Proprio in quel momento, lungo il sentiero passava il cacciatore, e sentendo quel rumore pensò: come russa la vecchia… Forse è meglio andare a vedere se sta bene…
Entrò nella casa e si avvicinò al letto. Con un fiotto di saliva che gli scendeva lungo la guancia, il lupo giaceva addormentato con il ventre gonfio, ed aveva ancora in testa la cuffia della nonna.
"Oh, vecchio impenitente!" disse il cacciatore, e mirò con il fucile dritto tra gli occhi del lupo. "È un pezzo che ti cerco!" Ma in quel momento, mentre stava per fare fuoco, gli venne in mente che fosse ancora possibile salvare la vecchia. Allora ripose il fucile, sguainò il coltellaccio, svestì il lupo addormentato e cominciò a tagliarne la pancia. Dopo due tagli, il cacciatore vide brillare il cappuccetto rosso, dopo altri due la bambina poté saltare fuori urlando per lo spavento. Poi il cacciatore e la bimba tirarono fuori la vecchia donna, ancora viva, nonostante respirasse a stento.
Tutti e tre guardarono il lupo che, ancora addormentato, stava morendo dissanguato lì davanti a loro.

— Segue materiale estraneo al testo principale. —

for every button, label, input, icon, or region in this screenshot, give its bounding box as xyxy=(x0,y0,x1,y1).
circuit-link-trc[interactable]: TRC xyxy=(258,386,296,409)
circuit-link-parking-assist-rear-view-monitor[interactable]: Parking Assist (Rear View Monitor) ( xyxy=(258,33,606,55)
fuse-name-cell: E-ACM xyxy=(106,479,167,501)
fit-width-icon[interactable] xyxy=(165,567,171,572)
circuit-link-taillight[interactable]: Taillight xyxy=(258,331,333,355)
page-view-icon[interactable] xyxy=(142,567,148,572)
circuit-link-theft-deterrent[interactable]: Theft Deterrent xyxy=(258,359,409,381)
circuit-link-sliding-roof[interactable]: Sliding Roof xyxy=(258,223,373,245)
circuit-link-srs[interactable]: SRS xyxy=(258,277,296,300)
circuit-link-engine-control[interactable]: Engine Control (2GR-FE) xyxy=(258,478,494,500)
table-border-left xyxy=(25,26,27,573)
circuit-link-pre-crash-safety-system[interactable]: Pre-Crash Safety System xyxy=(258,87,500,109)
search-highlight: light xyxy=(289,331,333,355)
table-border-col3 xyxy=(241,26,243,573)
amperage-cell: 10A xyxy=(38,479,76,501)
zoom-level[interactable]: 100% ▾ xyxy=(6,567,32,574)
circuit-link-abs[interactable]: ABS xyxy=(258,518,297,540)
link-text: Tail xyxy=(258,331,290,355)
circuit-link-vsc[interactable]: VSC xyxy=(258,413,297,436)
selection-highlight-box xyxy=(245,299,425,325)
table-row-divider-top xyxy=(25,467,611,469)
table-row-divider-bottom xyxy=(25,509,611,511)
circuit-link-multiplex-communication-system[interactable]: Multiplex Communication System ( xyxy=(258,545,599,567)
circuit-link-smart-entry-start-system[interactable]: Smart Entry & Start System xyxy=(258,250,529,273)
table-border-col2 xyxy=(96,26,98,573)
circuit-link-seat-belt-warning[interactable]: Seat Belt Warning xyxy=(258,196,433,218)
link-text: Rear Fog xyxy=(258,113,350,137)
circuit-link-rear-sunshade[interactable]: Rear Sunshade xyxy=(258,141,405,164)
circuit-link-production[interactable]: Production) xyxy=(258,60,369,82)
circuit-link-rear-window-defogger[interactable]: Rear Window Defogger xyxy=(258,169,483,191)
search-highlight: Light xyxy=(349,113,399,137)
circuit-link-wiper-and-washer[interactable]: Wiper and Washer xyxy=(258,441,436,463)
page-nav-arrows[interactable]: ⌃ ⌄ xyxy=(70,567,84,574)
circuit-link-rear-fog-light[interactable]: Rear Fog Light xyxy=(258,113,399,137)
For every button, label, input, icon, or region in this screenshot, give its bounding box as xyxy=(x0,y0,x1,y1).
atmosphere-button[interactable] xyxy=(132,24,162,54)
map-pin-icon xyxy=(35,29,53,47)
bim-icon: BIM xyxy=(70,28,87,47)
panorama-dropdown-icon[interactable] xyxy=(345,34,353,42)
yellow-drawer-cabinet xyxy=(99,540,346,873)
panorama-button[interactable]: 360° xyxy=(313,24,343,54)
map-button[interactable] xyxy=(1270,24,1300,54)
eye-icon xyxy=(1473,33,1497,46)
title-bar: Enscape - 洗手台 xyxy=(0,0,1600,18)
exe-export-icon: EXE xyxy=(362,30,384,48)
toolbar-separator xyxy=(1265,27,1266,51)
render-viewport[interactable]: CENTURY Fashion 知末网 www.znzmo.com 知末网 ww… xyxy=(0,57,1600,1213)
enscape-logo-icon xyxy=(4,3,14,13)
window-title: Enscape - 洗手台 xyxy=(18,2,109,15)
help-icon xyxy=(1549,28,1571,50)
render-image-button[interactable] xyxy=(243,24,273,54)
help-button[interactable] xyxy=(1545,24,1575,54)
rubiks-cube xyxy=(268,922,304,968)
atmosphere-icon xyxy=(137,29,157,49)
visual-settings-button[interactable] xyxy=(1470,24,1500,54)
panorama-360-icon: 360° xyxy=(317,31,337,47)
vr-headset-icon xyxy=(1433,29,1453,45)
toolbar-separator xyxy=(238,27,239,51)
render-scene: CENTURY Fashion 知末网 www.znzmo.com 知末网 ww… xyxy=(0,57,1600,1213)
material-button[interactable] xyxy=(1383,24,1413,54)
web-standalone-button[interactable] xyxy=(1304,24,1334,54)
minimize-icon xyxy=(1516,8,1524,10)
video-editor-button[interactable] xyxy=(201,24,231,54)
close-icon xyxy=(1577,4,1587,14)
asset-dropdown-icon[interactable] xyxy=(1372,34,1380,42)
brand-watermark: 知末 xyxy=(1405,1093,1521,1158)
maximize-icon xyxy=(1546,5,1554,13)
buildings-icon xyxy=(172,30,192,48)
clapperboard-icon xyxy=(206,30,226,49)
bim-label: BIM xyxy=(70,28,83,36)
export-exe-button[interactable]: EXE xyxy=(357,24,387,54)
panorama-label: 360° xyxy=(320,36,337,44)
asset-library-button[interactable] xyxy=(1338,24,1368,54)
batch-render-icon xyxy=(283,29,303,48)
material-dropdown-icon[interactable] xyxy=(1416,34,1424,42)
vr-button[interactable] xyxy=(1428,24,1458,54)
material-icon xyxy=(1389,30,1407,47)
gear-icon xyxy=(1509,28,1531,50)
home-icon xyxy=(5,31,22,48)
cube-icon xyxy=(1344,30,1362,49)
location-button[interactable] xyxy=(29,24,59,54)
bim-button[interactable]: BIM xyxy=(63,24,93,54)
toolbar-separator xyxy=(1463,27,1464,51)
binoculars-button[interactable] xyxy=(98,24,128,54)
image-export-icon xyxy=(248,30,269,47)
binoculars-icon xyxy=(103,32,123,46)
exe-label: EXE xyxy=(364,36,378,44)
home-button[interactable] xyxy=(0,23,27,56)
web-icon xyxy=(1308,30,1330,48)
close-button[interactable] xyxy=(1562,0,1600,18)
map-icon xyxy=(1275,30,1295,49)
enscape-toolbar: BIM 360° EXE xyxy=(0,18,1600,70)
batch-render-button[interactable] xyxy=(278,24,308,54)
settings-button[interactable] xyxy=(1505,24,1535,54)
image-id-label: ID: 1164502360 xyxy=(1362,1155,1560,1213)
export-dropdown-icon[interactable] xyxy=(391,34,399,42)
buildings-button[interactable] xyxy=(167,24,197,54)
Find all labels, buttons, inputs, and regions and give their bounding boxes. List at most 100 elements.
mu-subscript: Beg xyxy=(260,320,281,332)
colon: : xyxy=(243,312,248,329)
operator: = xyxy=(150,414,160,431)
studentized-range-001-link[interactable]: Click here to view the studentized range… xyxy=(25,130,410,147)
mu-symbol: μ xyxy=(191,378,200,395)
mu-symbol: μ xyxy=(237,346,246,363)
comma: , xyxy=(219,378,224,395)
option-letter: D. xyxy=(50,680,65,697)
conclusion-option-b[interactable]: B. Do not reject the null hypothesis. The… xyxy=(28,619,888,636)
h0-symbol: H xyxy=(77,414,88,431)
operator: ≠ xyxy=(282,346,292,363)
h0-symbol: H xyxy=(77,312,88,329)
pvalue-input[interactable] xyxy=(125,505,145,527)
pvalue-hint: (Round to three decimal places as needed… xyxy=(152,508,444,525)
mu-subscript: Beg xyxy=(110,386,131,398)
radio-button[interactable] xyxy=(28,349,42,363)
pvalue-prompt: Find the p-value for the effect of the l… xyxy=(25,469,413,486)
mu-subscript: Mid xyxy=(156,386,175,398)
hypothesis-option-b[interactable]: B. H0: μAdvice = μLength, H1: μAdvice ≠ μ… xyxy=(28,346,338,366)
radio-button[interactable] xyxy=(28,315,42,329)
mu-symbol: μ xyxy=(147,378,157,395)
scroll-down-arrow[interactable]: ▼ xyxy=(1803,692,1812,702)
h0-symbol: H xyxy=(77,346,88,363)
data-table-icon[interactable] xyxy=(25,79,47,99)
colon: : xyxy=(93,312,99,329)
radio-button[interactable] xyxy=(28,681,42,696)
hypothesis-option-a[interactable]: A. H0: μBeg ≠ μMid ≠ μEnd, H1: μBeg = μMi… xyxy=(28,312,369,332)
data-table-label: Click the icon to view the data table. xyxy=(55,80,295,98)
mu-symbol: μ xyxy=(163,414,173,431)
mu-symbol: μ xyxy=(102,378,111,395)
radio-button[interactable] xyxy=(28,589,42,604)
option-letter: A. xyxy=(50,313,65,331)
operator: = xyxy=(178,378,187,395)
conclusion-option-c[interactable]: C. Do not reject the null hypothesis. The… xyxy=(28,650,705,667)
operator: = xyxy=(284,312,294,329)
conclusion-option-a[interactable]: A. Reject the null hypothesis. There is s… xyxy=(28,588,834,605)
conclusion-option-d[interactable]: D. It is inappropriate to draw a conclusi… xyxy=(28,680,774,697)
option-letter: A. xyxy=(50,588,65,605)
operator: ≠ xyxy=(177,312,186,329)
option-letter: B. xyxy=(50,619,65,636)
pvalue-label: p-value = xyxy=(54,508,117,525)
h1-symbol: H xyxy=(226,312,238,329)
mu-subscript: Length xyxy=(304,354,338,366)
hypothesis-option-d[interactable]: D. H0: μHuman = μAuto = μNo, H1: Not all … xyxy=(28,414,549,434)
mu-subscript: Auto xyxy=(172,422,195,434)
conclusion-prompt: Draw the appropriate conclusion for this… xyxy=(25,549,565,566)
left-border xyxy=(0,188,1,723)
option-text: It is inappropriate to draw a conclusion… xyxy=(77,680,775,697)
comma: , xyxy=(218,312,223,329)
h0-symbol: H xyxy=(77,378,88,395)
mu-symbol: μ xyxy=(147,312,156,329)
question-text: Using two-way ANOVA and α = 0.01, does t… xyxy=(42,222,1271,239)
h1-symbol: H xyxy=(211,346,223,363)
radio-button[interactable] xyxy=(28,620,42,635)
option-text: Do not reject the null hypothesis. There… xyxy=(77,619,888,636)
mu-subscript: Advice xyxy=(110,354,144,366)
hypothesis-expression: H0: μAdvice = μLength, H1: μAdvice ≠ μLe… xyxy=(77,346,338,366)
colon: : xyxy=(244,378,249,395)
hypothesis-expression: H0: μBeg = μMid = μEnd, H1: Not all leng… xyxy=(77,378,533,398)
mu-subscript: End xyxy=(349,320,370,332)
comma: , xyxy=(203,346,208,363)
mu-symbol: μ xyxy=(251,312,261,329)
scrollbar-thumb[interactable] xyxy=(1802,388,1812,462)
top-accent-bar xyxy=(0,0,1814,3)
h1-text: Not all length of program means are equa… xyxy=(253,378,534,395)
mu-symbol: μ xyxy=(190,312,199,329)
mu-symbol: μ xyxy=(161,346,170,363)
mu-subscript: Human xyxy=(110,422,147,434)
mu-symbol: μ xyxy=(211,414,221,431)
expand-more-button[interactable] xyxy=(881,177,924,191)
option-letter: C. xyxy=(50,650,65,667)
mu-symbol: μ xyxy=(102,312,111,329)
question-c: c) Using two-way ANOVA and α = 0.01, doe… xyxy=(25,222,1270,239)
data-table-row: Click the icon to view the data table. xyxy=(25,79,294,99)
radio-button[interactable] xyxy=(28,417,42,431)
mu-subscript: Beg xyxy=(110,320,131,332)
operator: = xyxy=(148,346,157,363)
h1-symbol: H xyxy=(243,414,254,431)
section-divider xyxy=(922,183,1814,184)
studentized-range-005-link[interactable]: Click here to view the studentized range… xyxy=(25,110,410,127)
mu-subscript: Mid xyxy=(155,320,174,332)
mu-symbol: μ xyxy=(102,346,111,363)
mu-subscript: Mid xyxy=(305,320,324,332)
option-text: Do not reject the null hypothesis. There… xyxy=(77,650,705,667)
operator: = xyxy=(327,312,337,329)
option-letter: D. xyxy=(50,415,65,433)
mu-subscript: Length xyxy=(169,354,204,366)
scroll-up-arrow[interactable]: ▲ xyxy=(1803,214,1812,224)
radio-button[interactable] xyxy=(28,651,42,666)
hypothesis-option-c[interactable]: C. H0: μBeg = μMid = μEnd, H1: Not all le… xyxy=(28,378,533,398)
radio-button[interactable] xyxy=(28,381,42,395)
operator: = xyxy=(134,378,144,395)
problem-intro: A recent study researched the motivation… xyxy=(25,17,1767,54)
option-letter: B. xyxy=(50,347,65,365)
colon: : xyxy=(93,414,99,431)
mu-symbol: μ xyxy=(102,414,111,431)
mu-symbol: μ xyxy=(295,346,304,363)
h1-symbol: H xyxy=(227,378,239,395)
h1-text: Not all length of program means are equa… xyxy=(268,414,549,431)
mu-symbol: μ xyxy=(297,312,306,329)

"Dobbiamo dargli una lezione" disse il cacciatore. "Cappuccetto Rosso, corri a cercare dei sassi, dei bei pietroni, e portacelo. E lei, se ce la fa… No, anzi, mi dica dove posso trovare un ago e un bel rotolo di filo grosso…"
E quando ebbe tutto, il cacciatore riempì la pancia del lupo con le pietre, e poi gliela ricucì di modo che non morisse.
In seguito scuoiò il lupo e mise da parte la pelle – per farne dei paralumi, disse – e poi rimise addosso al lupo i vestiti rossi e bianchi, le due donne non capirono bene perché.
Dopo qualche ora – durante cui Cappuccetto Rosso e la nonna si erano fatte un bel bagno caldo – il lupo si riprese, balzò in piedi e fece per scappare via. Ma le pietre erano così pesanti e lui così debole per la perdita di sangue che subito, dopo due passi, si accasciò e cadde a terra, mezzo svenuto.
I tre lo presero in braccio e lo portarono fuori, davanti al pozzo.
Il lupo agitava le braccia ma non poteva farci nulla. Roteò gli occhi e bisbigliò qualcosa, nessuno dei tre capì che dicesse.
Poi il cacciatore lo guardò dritto negli occhi e disse: "Per tutti i guai che hai combinato, vecchio bastardo", e detto questo lo lasciò andare.
Il lupo volò giù nel pozzo e affogò gorgogliando.
I tre si guardarono e risero di gioia, perché tutta quella storia era finita bene, e la nonna, che si sentiva rinvigorita e al sicuro, invitò il cacciatore a mangiare la focaccia della mamma di Cappuccetto Rosso, e gli disse pure che aveva del vino in cantina.

Dopo sei mesi, era Natale.
La mamma, il papà, il cacciatore, Cappuccetto Rosso e i suoi fratellini erano lì, nella grande stanza, davanti al camino, ad aspettare. Peccato che la nonna non potesse esserci.
Gli adulti erano seduti attorno al tavolo e bevevano, chiacchieravano allegramente e sorridendo aspettavano anche loro.
I bambini, seduti per terra, erano incantati a guardare il focolare, dove per sicurezza non veniva acceso il fuoco ormai da giorni.
Ad un certo punto si sentì un grande rumore, come se qualcosa di molto pesante scivolasse giù lungo la cappa, e poi un tonfo sordo.
Dal caminetto si levò un agghiacciante ululato di dolore: anche quell’anno Babbo Natale si era distratto, era scivolato e si era fatto male.